ANTARA FOTO/Sigid Kurniawan
Kasus prostitusi yang melibatkan anak-anak baik sebagai PSK maupun calon pelanggan ini bukanlah yang kali pertama terjadi di Apartemen Kalibata City. Polisi mengatakan kasus serupa ini sudah berulang-ulang kali terjadi di kawasan tersebut.
Sekitar bulan April 2015, kasus prostitusi anak juga pernah terjadi di sana. Saat digerebek, polisi menemukan unit kamar di Tower H dan Tower J menjadi tempat prostitusi online. Praktiknya pun dipromosikan melalui situs online.
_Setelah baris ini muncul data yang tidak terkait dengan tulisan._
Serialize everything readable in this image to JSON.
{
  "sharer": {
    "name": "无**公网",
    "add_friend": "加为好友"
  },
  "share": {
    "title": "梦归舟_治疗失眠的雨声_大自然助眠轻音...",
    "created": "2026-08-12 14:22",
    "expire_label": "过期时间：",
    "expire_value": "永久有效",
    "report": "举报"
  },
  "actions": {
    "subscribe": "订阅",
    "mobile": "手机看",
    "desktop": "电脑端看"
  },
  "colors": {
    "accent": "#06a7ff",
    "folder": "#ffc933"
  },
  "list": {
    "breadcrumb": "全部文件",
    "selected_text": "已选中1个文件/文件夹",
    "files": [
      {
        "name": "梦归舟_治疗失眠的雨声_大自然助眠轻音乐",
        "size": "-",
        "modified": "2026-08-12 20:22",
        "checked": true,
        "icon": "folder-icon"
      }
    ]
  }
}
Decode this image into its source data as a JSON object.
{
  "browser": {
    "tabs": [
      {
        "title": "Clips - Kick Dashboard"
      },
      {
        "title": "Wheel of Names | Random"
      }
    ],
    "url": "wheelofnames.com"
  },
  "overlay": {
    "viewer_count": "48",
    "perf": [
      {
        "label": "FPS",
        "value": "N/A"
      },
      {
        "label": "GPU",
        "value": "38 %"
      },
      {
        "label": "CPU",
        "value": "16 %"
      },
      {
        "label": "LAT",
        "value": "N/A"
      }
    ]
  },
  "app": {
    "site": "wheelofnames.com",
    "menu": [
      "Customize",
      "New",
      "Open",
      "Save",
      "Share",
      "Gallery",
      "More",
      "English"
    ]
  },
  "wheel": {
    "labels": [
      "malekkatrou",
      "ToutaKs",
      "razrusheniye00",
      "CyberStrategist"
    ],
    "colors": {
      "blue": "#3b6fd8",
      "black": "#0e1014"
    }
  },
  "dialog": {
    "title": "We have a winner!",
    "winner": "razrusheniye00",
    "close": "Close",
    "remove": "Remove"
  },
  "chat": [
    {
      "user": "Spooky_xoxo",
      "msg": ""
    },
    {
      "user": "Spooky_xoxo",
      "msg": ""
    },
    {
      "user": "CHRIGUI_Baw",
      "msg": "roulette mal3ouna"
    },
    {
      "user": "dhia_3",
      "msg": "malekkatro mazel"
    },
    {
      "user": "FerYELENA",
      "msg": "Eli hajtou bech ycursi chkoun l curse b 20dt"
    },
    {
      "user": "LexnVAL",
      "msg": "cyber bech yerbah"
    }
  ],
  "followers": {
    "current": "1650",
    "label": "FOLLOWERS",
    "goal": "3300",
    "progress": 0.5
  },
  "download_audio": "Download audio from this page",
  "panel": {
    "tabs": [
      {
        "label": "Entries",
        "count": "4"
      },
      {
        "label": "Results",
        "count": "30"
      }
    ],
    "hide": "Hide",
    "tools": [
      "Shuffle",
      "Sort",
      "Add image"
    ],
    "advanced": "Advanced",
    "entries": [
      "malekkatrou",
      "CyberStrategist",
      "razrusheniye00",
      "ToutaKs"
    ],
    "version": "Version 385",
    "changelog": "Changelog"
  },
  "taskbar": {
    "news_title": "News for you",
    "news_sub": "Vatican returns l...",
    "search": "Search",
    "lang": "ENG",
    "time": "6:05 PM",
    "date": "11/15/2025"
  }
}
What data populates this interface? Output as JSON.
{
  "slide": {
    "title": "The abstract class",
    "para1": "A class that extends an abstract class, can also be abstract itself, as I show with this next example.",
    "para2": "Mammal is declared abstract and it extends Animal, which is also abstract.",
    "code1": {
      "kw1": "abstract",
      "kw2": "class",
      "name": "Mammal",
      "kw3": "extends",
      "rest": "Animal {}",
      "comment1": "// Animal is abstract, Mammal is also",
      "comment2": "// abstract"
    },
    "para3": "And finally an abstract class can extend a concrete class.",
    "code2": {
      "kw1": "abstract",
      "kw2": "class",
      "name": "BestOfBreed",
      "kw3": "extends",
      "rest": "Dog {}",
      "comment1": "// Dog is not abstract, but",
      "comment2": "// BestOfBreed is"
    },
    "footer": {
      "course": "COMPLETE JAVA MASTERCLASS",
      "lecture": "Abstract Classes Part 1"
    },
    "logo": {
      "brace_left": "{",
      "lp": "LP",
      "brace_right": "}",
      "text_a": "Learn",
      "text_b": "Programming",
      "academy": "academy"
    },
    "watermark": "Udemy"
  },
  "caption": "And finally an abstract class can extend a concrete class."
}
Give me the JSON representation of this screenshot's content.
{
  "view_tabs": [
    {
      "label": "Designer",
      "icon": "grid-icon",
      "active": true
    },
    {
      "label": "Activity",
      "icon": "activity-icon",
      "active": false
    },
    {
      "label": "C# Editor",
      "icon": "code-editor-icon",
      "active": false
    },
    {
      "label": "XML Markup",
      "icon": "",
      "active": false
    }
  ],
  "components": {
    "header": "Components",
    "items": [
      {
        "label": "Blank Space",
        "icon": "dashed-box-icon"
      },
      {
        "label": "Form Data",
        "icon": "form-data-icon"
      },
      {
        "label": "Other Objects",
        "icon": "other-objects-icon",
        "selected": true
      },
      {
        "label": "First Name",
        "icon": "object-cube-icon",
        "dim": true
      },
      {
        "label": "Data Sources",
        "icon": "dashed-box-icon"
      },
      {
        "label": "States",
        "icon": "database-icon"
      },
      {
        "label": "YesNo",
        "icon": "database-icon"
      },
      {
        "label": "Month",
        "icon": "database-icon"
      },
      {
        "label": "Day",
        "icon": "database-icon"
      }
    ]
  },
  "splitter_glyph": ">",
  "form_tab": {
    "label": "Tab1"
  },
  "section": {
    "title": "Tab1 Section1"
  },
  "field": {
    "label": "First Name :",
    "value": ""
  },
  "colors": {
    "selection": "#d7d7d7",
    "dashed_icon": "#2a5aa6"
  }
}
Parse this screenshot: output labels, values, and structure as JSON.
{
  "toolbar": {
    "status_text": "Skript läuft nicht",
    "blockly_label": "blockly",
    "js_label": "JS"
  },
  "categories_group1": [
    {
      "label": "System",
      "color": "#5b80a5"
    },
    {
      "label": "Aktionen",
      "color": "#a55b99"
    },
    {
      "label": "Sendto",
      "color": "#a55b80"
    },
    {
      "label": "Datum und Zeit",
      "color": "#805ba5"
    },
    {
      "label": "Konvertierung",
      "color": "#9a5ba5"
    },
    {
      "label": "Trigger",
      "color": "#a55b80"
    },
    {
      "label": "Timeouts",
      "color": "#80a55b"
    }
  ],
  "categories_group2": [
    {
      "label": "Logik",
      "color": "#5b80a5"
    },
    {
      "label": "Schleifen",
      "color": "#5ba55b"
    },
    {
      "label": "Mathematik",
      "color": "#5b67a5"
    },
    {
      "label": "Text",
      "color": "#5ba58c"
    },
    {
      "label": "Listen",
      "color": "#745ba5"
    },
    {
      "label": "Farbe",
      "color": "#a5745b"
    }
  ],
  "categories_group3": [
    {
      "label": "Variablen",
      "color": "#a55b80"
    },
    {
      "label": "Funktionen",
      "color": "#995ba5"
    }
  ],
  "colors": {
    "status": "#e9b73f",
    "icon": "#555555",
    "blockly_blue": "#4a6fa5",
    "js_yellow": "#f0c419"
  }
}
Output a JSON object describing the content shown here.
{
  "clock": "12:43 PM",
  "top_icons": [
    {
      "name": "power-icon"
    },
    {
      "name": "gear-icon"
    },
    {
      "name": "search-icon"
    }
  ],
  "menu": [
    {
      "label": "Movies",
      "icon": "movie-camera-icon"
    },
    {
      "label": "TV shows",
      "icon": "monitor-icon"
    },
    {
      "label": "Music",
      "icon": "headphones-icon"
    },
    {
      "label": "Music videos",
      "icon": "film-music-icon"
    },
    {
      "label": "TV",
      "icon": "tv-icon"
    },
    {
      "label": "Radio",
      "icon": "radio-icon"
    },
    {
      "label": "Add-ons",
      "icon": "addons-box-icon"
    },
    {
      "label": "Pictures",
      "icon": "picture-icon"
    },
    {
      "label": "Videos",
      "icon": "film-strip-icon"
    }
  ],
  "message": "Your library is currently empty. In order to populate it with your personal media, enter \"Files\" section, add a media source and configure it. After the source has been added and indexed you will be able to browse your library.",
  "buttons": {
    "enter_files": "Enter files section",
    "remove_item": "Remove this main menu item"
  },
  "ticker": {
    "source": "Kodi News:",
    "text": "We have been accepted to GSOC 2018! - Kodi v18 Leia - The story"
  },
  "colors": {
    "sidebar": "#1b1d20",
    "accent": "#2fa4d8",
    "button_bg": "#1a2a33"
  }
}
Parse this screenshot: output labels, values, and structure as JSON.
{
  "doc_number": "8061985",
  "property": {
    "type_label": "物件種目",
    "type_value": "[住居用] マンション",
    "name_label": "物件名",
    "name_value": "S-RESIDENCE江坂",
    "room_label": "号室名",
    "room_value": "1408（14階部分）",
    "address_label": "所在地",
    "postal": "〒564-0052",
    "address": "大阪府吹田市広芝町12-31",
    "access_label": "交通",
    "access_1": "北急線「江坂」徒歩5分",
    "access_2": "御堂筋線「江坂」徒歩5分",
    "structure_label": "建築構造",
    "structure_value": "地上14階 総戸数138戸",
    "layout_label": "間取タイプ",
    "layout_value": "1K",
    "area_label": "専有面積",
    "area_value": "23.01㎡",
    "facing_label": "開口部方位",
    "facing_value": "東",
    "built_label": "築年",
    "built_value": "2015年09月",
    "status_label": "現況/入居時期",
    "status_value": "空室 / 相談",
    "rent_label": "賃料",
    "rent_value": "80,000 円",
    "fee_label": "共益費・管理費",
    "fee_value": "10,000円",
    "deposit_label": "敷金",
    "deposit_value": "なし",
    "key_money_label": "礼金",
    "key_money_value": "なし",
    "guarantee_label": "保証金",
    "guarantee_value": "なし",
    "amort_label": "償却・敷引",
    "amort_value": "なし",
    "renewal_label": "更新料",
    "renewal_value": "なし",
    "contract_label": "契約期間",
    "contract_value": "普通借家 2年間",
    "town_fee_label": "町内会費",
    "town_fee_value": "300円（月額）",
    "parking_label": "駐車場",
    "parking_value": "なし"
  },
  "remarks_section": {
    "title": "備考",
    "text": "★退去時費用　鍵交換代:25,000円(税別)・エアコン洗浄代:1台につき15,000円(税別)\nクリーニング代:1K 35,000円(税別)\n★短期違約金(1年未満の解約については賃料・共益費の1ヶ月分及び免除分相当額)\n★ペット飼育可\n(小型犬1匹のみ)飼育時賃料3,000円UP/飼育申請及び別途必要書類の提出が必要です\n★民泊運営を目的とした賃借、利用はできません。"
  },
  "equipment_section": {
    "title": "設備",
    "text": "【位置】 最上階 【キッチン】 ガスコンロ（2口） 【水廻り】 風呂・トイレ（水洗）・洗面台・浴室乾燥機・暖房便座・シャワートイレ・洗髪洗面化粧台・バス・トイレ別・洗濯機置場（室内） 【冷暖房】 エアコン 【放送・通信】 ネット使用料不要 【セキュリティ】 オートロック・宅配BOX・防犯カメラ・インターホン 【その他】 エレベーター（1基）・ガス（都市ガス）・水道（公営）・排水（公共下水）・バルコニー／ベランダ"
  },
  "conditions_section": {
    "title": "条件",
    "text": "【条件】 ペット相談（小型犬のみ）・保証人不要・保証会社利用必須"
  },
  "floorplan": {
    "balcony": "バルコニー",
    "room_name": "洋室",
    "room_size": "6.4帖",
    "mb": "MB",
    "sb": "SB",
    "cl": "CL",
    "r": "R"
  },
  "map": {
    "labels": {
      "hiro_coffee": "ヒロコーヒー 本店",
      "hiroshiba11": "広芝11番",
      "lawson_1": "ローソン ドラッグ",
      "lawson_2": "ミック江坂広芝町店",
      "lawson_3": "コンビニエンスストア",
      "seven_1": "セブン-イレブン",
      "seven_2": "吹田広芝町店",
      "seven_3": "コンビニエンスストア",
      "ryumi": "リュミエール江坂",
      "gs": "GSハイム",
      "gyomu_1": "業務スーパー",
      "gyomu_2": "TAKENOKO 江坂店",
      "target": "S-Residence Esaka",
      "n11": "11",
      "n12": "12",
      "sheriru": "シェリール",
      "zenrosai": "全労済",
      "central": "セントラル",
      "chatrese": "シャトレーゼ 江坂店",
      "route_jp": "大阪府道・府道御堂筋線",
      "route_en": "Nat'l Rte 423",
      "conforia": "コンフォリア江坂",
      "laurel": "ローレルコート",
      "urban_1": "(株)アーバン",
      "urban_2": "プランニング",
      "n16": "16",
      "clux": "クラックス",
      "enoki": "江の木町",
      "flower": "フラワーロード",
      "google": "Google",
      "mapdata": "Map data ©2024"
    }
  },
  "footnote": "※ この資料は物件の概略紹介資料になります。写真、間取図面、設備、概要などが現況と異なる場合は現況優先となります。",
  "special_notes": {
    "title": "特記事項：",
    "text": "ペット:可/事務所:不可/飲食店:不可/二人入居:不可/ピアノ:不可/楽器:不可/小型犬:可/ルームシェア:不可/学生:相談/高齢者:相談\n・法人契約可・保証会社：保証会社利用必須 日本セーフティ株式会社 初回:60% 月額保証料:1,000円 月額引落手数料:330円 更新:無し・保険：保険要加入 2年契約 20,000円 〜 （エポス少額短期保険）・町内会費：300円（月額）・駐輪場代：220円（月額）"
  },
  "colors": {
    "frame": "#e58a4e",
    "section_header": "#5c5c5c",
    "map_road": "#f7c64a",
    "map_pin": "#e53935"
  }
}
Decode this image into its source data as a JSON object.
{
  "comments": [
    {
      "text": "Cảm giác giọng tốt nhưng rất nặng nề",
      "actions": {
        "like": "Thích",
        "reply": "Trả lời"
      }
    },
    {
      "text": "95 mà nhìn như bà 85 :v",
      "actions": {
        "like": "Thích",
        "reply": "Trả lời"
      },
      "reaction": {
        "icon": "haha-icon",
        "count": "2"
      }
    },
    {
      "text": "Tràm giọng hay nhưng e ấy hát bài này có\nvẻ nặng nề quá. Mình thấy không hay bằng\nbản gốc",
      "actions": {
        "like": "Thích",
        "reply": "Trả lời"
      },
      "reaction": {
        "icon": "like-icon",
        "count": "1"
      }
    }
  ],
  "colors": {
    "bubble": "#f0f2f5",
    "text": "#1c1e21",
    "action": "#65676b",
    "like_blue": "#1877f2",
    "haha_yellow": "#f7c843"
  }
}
Pada kasus itu, para PSK di bawah umur dijanjikan gaji yang cukup fantastis oleh para mucikari, yakni mencapai belasan juta rupiah per bulannya. Sang mucikari pun sudah diamankan oleh polisi. Selain itu, dua anak remaja berusia 14 dan 16 tahun juga ikut diamankan.
Kemudian pada Mei 2016 lalu, polisi juga membongkar kasus prostitusi di Apartemen Kalibata City. Ditangkap dua orang pelaku berinisial N dan S. Menurut polisi, kasus prostitusi online dan eksploitasi anak di lingkungan permukiman seperti ini harus terus diberantas.
Polisi berharap masyarakat bisa terus aktif turut mengawasi dan melaporkan jika ada hal-hal yang mencurigakan di area sekitar tempat tinggalnya. Dengan begitu, kasus-kasus serupa bisa terus terungkap dan dihilangkan.